Accomplishments that we're proud of

Building a fully deterministic agentic evaluation environment with reproducible results
Creating a system where AI failures (illegal moves, missed wins, invalid JSON) are measurable and visible
Supporting multiple models (GPT-4o, Gemini 2.0, DeepSeek) with configurable variants in a unified comparison framework
Implementing animated replays with step-through controls and confetti celebrations
Real-time streaming gameplay with Server-Sent Events for engaging user experience
Building a live global statistics dashboard within a short hackathon timeframe
Designing a project that is both technically rigorous and easy to understand
Comprehensive metrics tracking including token usage, retry counts, and error rates

What we learned

Agent architecture matters just as much as the underlying model—the prompting strategy and retry logic significantly impact performance
Simple environments can reveal deep behavioral differences between models
LLM robustness (format adherence, legality, consistency) is a critical metric often overlooked in benchmarks
Visualization dramatically improves understanding of agent behavior and decision-making processes
Evaluating AI systems benefits from constraints, not just open-ended prompts
Streaming architecture provides better user engagement than synchronous batch processing
Token usage varies dramatically between models and can be a key differentiator beyond just win rates

What's next for Agent Arena

Future improvements could include:

More Games & Environments

Additional strategy games (Chess, Checkers, Go)
Cooperative games requiring multi-agent coordination
Puzzle-solving tasks (Sudoku, logic puzzles)
Resource optimization challenges
Real-world scenarios (scheduling, routing)

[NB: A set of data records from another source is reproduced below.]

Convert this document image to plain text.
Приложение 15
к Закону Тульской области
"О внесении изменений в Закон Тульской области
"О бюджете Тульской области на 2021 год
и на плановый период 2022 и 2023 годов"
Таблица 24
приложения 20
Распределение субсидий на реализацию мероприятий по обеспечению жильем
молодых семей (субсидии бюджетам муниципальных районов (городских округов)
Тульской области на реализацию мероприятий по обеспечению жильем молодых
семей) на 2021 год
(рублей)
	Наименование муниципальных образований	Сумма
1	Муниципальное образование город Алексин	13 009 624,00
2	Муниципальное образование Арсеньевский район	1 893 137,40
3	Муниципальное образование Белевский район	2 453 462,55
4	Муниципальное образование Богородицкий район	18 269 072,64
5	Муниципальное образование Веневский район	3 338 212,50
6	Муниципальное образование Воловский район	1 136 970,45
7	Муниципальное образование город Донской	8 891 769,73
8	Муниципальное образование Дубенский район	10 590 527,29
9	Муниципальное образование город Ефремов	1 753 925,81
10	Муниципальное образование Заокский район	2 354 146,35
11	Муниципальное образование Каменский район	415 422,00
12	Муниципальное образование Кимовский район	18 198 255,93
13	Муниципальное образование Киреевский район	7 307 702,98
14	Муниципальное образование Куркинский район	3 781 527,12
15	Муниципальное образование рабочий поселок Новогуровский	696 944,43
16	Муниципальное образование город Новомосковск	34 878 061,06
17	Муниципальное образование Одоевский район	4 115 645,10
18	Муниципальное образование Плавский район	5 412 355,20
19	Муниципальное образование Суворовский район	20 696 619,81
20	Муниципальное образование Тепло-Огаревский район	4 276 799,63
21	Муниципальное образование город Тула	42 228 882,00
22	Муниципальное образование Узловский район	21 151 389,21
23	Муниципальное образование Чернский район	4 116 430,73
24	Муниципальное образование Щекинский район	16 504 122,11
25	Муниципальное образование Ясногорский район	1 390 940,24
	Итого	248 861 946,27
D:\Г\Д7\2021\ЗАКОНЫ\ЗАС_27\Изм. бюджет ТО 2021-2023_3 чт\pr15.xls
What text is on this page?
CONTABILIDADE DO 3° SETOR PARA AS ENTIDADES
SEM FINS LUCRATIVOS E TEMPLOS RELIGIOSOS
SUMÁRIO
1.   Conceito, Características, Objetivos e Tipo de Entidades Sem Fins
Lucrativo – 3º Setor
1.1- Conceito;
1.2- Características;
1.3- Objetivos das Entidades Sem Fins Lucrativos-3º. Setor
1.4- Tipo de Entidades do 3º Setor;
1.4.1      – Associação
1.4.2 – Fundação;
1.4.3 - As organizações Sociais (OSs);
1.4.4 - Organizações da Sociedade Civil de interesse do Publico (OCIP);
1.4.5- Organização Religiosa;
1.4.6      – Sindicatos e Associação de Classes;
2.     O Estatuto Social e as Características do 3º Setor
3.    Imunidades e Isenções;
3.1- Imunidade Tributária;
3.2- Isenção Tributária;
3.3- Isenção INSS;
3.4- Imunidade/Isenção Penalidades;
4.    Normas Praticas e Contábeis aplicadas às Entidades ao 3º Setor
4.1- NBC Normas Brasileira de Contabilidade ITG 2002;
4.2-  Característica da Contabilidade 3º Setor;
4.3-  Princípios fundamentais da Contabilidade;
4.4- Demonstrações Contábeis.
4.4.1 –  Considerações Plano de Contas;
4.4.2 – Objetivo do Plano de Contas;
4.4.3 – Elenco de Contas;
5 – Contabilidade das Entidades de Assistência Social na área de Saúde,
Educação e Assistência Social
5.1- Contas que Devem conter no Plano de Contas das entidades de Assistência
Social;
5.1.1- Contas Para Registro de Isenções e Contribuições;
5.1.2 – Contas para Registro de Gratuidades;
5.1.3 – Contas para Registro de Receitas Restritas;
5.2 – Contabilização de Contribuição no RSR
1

Enhanced Agent Capabilities

Tool-augmented agents with calculators, search, code execution
Multi-agent cooperation and negotiation
Memory systems for learning from past matches
Custom agent architectures beyond simple prompting

Advanced Analytics

Automated scoring functions for move quality (not just wins/losses)
Cost efficiency comparisons (performance per dollar spent)
Latency and response time benchmarking
Statistical significance testing across model versions
Head-to-head matchup analysis (which models beat which)

Platform Features

Batch match execution for larger datasets
Exportable reports for teams evaluating models in production
Custom game/environment uploads
API access for automated testing
Tournament brackets with elimination rounds
ELO rating system across all models

Agent Arena is a step toward transparent, practical evaluation of agentic AI systems, and we're excited to keep expanding it as a benchmarking tool for the AI community.